Guru Nanak Institute of Dental Science and Research
- Type: Private Dental College & Hospital
- Established: 2003
- Founder: Sardar Jodh Singh
- Accreditation: NAAC 'A'
- Academic affiliations: DCI; WBUHS;
- Principal: Dr. J. Bhattacharyya
- Students: Totals: BDS – 100 per Year (500 in total); MDS – 35;
- Location: Panihati, Kolkata, West Bengal, 700114, India 22°41′41.92″N 88°22′30.16″E﻿ / ﻿22.6949778°N 88.3750444°E
- Campus: 5.2 acres (2.1 ha); Urban;
- Website: gnidsr.ac.in

= Guru Nanak Institute of Dental Sciences and Research =

Dental college in Panihati, West Bengal, India

Guru Nanak Institute of Dental Sciences and Research (GNIDSR) is a private dental college located in Panihati, Kolkata, in the Indian state of West Bengal.

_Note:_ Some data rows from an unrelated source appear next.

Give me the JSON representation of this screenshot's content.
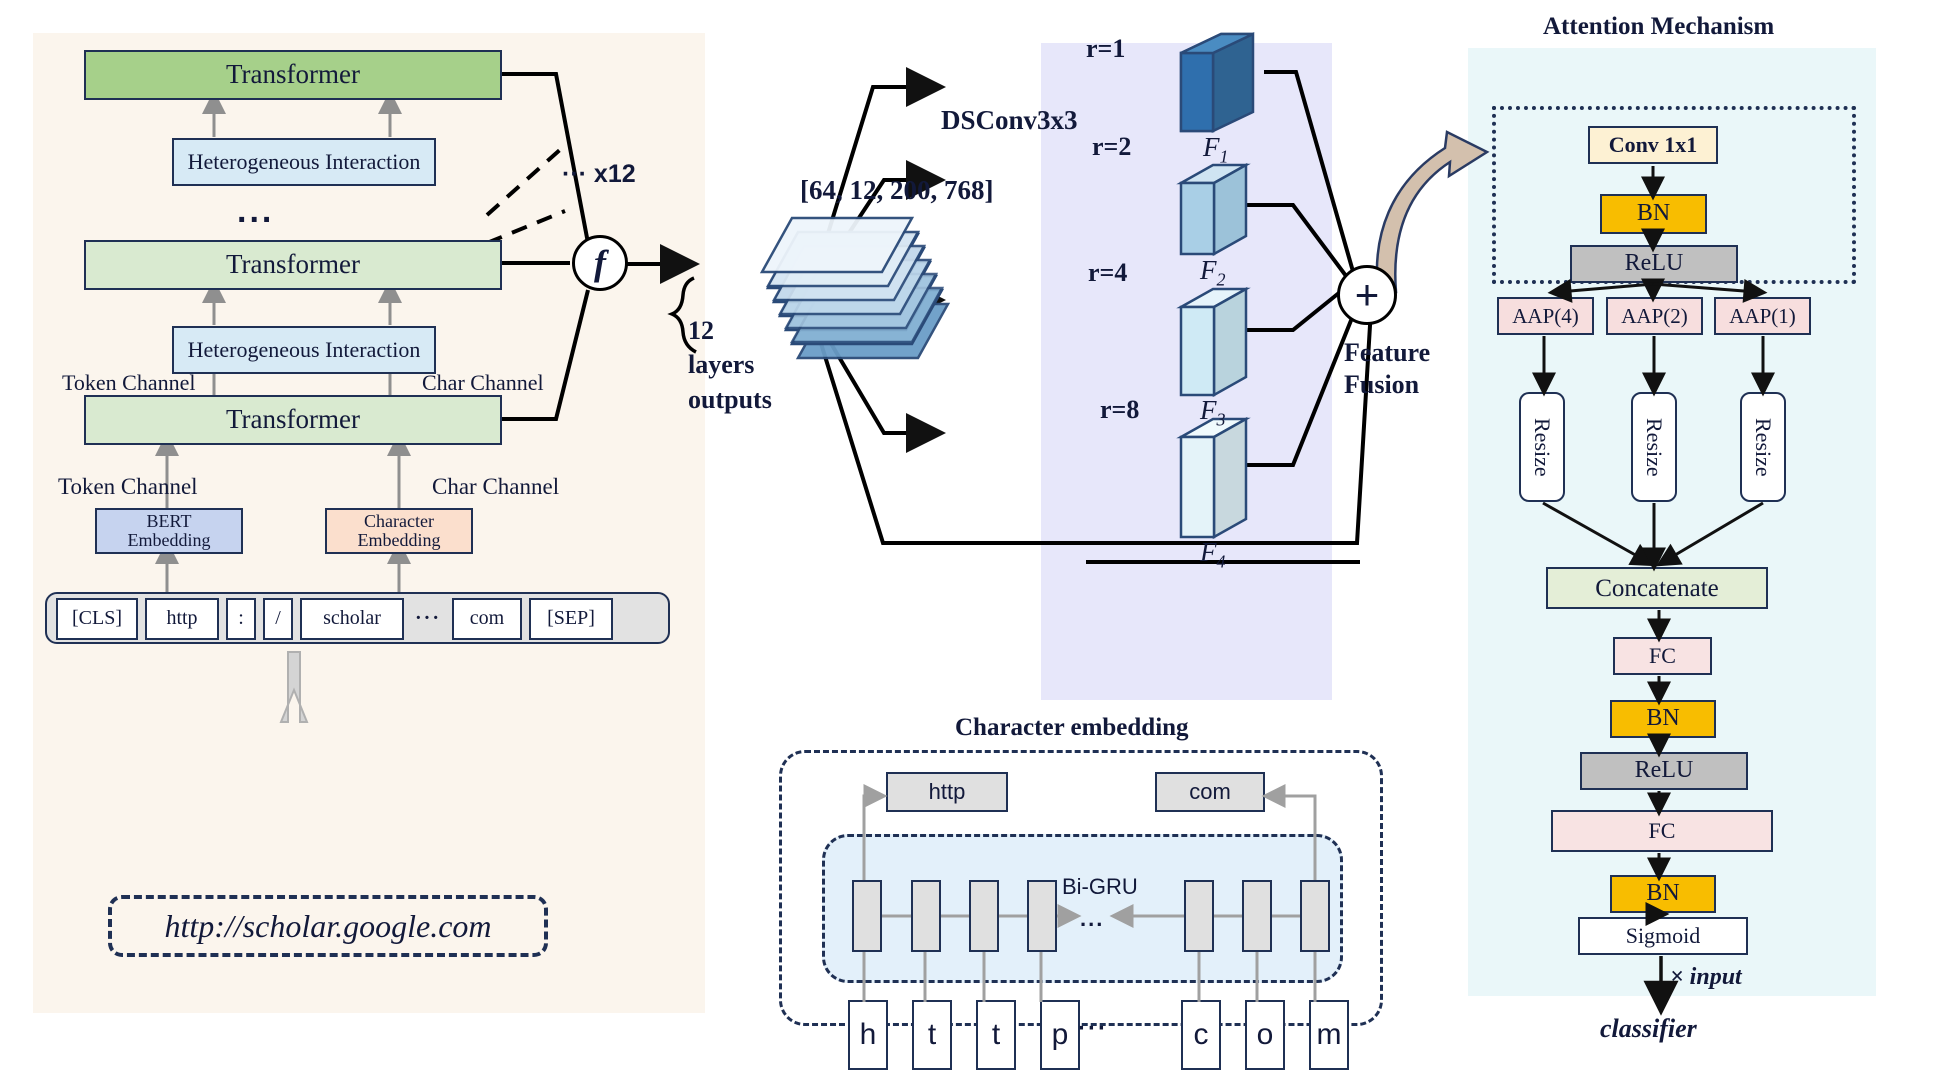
{
  "left_panel": {
    "transformer_top": "Transformer",
    "het_top": "Heterogeneous Interaction",
    "ellipsis": "...",
    "x12": "··· x12",
    "transformer_mid": "Transformer",
    "het_mid": "Heterogeneous Interaction",
    "transformer_bottom": "Transformer",
    "token_channel_upper": "Token Channel",
    "char_channel_upper": "Char Channel",
    "token_channel_lower": "Token Channel",
    "char_channel_lower": "Char Channel",
    "bert_embedding": "BERT\nEmbedding",
    "bert_embedding_line1": "BERT",
    "bert_embedding_line2": "Embedding",
    "character_embedding_line1": "Character",
    "character_embedding_line2": "Embedding",
    "tokens": [
      "[CLS]",
      "http",
      ":",
      "/",
      "scholar",
      "···",
      "com",
      "[SEP]"
    ],
    "url_input": "http://scholar.google.com"
  },
  "middle": {
    "f_symbol": "f",
    "tensor_shape": "[64, 12, 200, 768]",
    "layers_note_line1": "12",
    "layers_note_line2": "layers",
    "layers_note_line3": "outputs"
  },
  "dsconv": {
    "title": "DSConv3x3",
    "rates": [
      "r=1",
      "r=2",
      "r=4",
      "r=8"
    ],
    "feature_labels": [
      "F₁",
      "F₂",
      "F₃",
      "F₄"
    ],
    "feature_label_base": [
      "F",
      "F",
      "F",
      "F"
    ],
    "feature_label_sub": [
      "1",
      "2",
      "3",
      "4"
    ],
    "fusion_symbol": "+",
    "fusion_label_line1": "Feature",
    "fusion_label_line2": "Fusion"
  },
  "attention": {
    "title": "Attention Mechanism",
    "conv": "Conv 1x1",
    "bn_top": "BN",
    "relu_top": "ReLU",
    "aap": [
      "AAP(4)",
      "AAP(2)",
      "AAP(1)"
    ],
    "resize": [
      "Resize",
      "Resize",
      "Resize"
    ],
    "concatenate": "Concatenate",
    "fc_1": "FC",
    "bn_mid": "BN",
    "relu_mid": "ReLU",
    "fc_2": "FC",
    "bn_bottom": "BN",
    "sigmoid": "Sigmoid",
    "times_input": "× input",
    "classifier": "classifier"
  },
  "char_embedding": {
    "title": "Character embedding",
    "word_left": "http",
    "word_right": "com",
    "gru_label": "Bi-GRU",
    "gru_ellipsis": "...",
    "chars_left": [
      "h",
      "t",
      "t",
      "p"
    ],
    "chars_ellipsis": "···",
    "chars_right": [
      "c",
      "o",
      "m"
    ]
  },
  "colors": {
    "panel_left_bg": "#fbf5ed",
    "panel_dsconv_bg": "#e7e7fa",
    "panel_attention_bg": "#eaf7f9",
    "stroke": "#1f3054",
    "transformer_dark": "#a6d08a",
    "transformer_light": "#d9ead0",
    "interaction": "#d7eaf5",
    "bert": "#c6d3ef",
    "character": "#fbdfcd",
    "bn": "#f8bd00",
    "relu": "#c0c0c0",
    "aap": "#f7dede",
    "concat": "#e4eed7",
    "conv": "#fdf1d3",
    "f1": "#2f6fad",
    "f2": "#a9cfe6",
    "f3": "#cfeaf5",
    "f4": "#e4f3f9"
  }
}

It is affiliated with the West Bengal University of Health Sciences and is recognised by Dental Council of India. It teaches Bachelor of Dental Science (BDS) and Master of Dental Science (MDS) courses.

== Rankings ==

The National Institutional Ranking Framework (NIRF) ranked Guru nanak Institute of Dental Sciences & Research 40th in Dental ranking in India.